At 29, British designer Grace Wales Bonner, who launched her menswear brand Wales Bonner in 2014, continues to intrigue and amaze the fashion world. Winner in July of one year of mentoring provided by Cédric Charbit, CEO of Balenciaga, under the aegis of Andam (association rewarding young fashion designers each year), in 2016 it won the prestigious LVMH prize for young designers and, a few months earlier, the emerging designer prize awarded by the British Fashion Council.

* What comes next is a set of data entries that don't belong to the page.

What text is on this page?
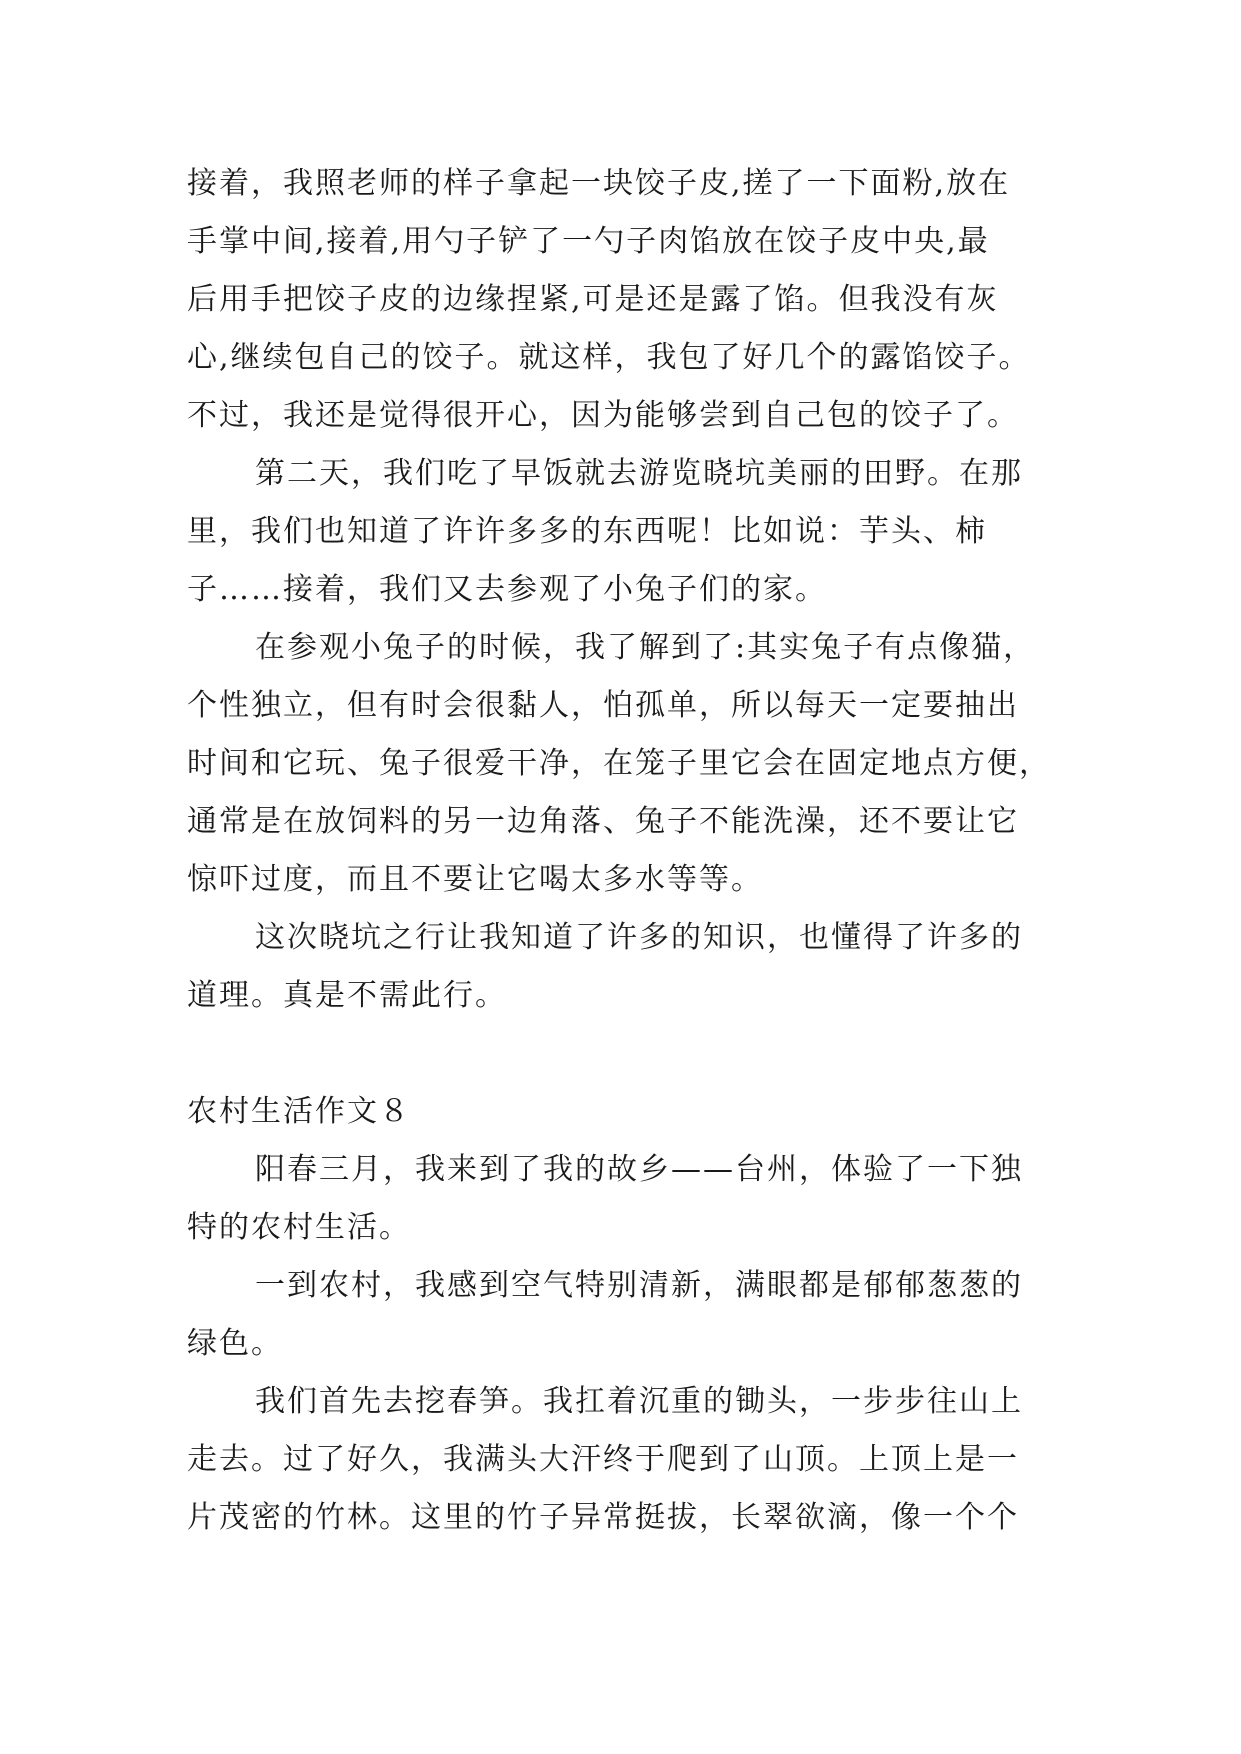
接着，我照老师的样子拿起一块饺子皮,搓了一下面粉,放在
手掌中间,接着,用勺子铲了一勺子肉馅放在饺子皮中央,最
后用手把饺子皮的边缘捏紧,可是还是露了馅。但我没有灰
心,继续包自己的饺子。就这样，我包了好几个的露馅饺子。
不过，我还是觉得很开心，因为能够尝到自己包的饺子了。
第二天，我们吃了早饭就去游览晓坑美丽的田野。在那
里，我们也知道了许许多多的东西呢！比如说：芋头、柿
子……接着，我们又去参观了小兔子们的家。
在参观小兔子的时候，我了解到了:其实兔子有点像猫，
个性独立，但有时会很黏人，怕孤单，所以每天一定要抽出
时间和它玩、兔子很爱干净，在笼子里它会在固定地点方便，
通常是在放饲料的另一边角落、兔子不能洗澡，还不要让它
惊吓过度，而且不要让它喝太多水等等。
这次晓坑之行让我知道了许多的知识，也懂得了许多的
道理。真是不需此行。
农村生活作文８
阳春三月，我来到了我的故乡——台州，体验了一下独
特的农村生活。
一到农村，我感到空气特别清新，满眼都是郁郁葱葱的
绿色。
我们首先去挖春笋。我扛着沉重的锄头，一步步往山上
走去。过了好久，我满头大汗终于爬到了山顶。上顶上是一
片茂密的竹林。这里的竹子异常挺拔，长翠欲滴，像一个个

“My collections often start with a memory, a person who once existed or a character from a film or a book. “

Daughter of an Englishwoman and a Jamaican, Grace Wales Bonner graduated from Central Saint Martins School in London in 2014, and has since offered collections enriched with significant documentary research, highlighting the richness and diversity of black culture. Its sociological and historical approach, which encompasses questions of identity, multiculturalism or uprooting, feeds its elegant and sophisticated fashion.

Themed, its collections explore the British Lovers Rocks scene of the 1970s, this second generation of London Jamaicans passionate about soul and reggae (fall-winter 2020), the Kingston of the 1980s (spring-summer 2021) or the universe Jamaican intellectuals who came to study in London (fall-winter 2021).

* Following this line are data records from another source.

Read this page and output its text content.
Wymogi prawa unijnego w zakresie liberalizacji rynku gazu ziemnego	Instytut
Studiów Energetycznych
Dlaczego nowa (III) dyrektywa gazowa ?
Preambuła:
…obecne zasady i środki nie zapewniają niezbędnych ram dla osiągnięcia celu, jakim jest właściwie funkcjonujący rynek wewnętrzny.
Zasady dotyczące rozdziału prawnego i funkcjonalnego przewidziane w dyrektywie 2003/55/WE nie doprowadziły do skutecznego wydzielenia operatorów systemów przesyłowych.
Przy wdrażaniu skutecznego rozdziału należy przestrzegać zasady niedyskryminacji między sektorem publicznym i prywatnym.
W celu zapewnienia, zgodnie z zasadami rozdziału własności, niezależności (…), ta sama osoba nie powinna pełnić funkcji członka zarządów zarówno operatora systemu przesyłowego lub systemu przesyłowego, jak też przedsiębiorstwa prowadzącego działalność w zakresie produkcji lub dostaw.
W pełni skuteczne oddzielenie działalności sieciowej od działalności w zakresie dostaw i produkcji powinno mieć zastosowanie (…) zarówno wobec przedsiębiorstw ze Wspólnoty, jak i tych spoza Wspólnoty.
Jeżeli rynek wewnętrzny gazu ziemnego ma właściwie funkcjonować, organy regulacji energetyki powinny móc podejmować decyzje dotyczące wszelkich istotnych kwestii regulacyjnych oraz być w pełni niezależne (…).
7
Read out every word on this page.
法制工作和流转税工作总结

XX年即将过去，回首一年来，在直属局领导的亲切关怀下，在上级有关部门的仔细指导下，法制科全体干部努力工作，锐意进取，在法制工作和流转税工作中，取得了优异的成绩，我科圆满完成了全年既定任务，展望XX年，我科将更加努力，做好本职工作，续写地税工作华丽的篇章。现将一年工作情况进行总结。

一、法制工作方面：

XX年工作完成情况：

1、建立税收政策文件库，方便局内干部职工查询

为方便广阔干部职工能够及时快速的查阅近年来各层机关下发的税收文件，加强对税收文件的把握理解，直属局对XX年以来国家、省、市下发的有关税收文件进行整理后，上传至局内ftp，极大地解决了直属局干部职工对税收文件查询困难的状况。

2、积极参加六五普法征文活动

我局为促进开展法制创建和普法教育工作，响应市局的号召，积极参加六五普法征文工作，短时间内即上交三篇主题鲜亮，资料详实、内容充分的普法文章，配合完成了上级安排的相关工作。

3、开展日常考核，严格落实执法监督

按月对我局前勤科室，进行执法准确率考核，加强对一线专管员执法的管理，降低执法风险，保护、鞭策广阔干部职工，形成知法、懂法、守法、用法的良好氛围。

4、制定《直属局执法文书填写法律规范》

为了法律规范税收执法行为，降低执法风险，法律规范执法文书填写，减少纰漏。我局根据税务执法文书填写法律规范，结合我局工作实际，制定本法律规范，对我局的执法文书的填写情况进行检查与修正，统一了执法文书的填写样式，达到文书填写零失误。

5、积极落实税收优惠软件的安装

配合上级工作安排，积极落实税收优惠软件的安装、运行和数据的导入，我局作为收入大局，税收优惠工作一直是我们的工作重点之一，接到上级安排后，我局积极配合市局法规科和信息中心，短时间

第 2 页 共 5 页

His proposal for spring-summer 2022 was inspired by photographs of African nights in the 1960s and 1970s by Malian Malick Sidibé and Burkinabé Sanlé Sory. A fluid and elegant expression of the contemporary male wardrobe, which has been associated with feminine silhouettes since 2018, just as desirable.

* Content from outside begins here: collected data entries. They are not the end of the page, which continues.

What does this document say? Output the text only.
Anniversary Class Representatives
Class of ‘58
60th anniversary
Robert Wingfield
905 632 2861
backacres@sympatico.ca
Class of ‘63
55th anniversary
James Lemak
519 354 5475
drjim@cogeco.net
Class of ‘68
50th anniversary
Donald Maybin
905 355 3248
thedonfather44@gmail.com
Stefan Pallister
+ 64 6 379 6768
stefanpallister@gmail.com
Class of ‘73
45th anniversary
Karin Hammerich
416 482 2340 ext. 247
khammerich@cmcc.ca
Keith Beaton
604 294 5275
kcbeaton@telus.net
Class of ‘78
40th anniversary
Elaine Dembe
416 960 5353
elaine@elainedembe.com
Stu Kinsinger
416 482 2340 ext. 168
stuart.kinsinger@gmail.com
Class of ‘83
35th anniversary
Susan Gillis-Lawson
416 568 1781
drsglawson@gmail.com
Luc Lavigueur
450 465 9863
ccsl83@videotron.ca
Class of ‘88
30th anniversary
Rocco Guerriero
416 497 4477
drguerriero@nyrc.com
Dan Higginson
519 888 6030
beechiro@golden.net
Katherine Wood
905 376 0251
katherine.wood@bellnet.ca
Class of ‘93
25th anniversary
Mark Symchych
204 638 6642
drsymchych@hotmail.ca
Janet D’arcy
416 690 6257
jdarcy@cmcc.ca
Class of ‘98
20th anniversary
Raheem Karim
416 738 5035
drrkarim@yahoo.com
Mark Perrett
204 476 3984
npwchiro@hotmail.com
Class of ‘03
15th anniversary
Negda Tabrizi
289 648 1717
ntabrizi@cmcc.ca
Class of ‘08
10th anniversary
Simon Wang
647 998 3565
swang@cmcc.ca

How have you lived in recent months, between pandemic and successive confinements?

I am used to working from home. In a way, this period was ultimately quite positive for me because it allowed me to stay focused on what is important in my life and in my work. I experienced this as a time of saving reflection.

Did it impact your creativity?

I undoubtedly had the opportunity, by having more time, to do certain things more deeply, such as various documentary research to nourish my collections or to invest myself more in my relationship with my collaborators. I found it energizing!